Bu makalede, varlıklar arasındaki farklı bağlantı türlerini yakından inceleyerek nedensellik kavramını daha ayrıntılı şekilde ele almayı ve nedenselliğin özellikle “kelime türleri” gibi soyutlar için gerçekten ne anlama geldiğini incelemeyi amaçlıyorum. Kelime türleri, kelimenin söylenişi, yazılışı gibi fiziksel örnekçelerinden [token] farklı olarak kelimenin saf formunu işaret eder. Örneğin “Kırmızı kalem, kırmızı yazar.” cümlesinde 4 farklı kelime örnekçesi olmasına rağmen 3 kelime türü vardır (Kırmızı türünün 2 adet örnekçesi kullanılmıştır). Kelime türlerini yakından inceleyeceğim bu makale, iki bölümden oluşuyor. İlk bölümde bu tartışmaya dair literatürü ele alacak ve “nedensellik” kavramının temellerini ortaya koyacağım. İkinci bölümde ise kelimelerin, nedenselliğe dair yeni çerçevemiz altında nasıl ve neden nedensel olduğunu açıklayacağım. Yaratım ve nedensel etkisizlik konusunda Platonculuğun temel sorununun, Platoncuların nedenselliği çoğunlukla doğal yasalara dayanan yalnızca fiziksel bir olgu olarak görmelerinden kaynaklandığını savunacağım. Platoncuların bu düşüncesine göre, uzay-zamansal özellikleri olmayan bir nesne, uzay ve zaman sınırları içindeki herhangi bir fiziksel etkenden etkilenemez veya onları etkileyemez.

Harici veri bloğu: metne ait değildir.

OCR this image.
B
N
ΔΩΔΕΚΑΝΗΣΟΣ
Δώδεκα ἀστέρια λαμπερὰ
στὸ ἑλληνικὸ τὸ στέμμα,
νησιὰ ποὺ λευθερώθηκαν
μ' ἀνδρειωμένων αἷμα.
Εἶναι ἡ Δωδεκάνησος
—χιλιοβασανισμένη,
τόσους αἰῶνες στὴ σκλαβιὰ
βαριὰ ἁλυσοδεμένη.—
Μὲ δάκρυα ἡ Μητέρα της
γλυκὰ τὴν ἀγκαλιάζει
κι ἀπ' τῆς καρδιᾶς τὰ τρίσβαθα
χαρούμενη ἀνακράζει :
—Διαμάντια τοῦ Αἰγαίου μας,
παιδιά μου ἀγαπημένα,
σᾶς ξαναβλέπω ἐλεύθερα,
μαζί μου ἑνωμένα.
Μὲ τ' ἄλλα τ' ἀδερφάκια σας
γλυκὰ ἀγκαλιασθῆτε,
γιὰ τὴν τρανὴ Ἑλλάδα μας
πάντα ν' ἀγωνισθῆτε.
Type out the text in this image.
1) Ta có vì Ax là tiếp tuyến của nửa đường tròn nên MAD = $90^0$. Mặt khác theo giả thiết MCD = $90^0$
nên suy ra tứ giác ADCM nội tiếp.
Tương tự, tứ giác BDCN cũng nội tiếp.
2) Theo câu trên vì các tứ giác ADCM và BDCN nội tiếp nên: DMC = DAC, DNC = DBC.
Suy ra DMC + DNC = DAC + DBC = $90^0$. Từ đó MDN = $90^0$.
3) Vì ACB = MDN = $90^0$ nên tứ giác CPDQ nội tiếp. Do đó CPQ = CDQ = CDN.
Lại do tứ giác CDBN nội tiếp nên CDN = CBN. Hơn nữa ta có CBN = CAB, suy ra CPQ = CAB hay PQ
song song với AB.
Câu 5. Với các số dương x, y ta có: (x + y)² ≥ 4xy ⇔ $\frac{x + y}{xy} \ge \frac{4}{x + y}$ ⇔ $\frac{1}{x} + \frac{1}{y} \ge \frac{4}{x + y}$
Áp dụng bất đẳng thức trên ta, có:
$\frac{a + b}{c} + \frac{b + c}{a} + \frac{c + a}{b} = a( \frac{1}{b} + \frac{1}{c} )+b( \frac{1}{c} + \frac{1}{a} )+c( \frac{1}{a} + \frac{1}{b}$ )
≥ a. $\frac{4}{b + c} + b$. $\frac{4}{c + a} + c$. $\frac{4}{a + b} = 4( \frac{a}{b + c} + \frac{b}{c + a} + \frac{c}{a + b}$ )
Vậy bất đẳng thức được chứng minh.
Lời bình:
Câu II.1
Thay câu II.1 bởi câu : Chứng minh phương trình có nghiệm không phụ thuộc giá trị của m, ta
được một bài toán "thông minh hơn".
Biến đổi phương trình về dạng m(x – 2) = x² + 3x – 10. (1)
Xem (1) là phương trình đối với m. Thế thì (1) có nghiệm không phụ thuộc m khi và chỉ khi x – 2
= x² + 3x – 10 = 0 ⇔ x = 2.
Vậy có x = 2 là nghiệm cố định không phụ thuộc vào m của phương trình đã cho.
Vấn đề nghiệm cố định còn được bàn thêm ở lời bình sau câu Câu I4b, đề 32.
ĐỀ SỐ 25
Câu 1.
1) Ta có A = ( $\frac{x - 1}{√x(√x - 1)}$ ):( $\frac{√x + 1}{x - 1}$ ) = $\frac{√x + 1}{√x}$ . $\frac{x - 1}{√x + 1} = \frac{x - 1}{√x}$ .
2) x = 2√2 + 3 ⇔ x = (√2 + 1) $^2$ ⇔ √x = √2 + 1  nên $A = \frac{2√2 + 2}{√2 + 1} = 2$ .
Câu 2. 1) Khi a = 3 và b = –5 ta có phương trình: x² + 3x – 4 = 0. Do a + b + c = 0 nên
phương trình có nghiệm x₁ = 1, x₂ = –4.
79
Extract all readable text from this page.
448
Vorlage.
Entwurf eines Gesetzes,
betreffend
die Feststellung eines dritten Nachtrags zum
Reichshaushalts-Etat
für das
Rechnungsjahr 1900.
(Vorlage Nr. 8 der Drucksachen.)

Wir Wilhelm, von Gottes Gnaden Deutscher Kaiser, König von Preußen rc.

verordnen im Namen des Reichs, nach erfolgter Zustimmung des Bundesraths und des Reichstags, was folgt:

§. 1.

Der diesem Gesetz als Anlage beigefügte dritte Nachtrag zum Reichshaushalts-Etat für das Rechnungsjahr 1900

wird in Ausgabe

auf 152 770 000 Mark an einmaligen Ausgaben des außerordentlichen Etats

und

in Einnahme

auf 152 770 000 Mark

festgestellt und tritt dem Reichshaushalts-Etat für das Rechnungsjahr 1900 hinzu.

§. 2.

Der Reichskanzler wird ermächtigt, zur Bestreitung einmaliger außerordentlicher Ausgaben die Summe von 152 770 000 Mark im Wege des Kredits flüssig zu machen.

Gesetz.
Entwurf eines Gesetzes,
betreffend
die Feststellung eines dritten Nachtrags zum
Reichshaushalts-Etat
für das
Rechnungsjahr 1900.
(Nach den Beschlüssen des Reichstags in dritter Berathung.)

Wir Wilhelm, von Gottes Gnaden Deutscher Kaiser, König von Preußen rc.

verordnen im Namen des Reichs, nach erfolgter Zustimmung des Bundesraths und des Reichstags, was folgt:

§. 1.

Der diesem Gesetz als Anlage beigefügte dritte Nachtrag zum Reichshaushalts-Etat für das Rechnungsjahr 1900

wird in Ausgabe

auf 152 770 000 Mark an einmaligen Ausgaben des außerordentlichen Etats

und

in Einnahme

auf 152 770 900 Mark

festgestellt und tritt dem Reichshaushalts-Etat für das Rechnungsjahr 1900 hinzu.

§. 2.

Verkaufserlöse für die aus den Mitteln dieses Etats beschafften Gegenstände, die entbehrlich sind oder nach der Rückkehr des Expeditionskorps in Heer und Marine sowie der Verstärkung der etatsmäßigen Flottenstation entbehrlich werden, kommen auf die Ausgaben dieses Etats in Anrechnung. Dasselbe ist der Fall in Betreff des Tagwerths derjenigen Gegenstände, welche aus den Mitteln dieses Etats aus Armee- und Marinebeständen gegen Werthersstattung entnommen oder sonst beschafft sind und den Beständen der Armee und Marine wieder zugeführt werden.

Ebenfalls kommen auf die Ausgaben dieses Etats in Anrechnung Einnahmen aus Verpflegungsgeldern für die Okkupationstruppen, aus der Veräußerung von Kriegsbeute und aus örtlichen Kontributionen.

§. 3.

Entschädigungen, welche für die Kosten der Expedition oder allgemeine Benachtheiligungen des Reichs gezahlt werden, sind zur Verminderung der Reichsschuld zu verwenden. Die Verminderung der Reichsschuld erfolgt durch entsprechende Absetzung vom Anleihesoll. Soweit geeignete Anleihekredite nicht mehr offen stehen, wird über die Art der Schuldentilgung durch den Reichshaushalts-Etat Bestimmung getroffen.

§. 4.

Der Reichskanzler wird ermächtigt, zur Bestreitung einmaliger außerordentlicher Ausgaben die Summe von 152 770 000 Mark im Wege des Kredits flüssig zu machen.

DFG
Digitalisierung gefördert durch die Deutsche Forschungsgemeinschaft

Buna karşıt olarak ben, nedenselliğin yalnızca fiziksel bağlantıya bağlı olmadığını, aynı zamanda fiziksel olmayan nedensellik türlerini de içeren daha kapsayıcı bir kavram olduğunu ileri süreceğim.

2. Nedensellik Konseptini Yeniden Düşünmek

Bir şeyin nedenini düşünürken kullandığımız “Neden” konsepti genellikle tek bir anlama sahipmiş gibi varsayılır. Bu eksik farklı olgular arasındaki bağlantıları ve ilişkileri doğru şekilde analiz etme yetimizi kısıtlamaktadır. Yaratımın ve nesnelerin metafiziğine odaklanan çoğu felsefi çalışma, “neden” kavramının sabit bir tanımını kullanır, ancak bu kullanımının doğruluğunu pek sorgulamaz. Oysa nedenselliğin doğasına dair literatür halen yoğun biçimde tartışmalıdır. Örneğin “A, B’yi öldürdü; dolayısıyla A, B’nin ölmesine neden oldu.” ifadesi yalnızca A ile B arasındaki fiziksel bağlantıya indirgenerek açıklanamaz, çünkü indirgemeci fiziksel bakış açısından bakıldığında B’nin ölümüne gerçekten neden olan şey, bir nesnenin (örneğin bir kurşunun) B’nin hayati organlarını işlevsiz hale getirmesidir. Bu durumda sorumluluk A’dan ve A’nın niyetlerinden ayrı alınmış olur.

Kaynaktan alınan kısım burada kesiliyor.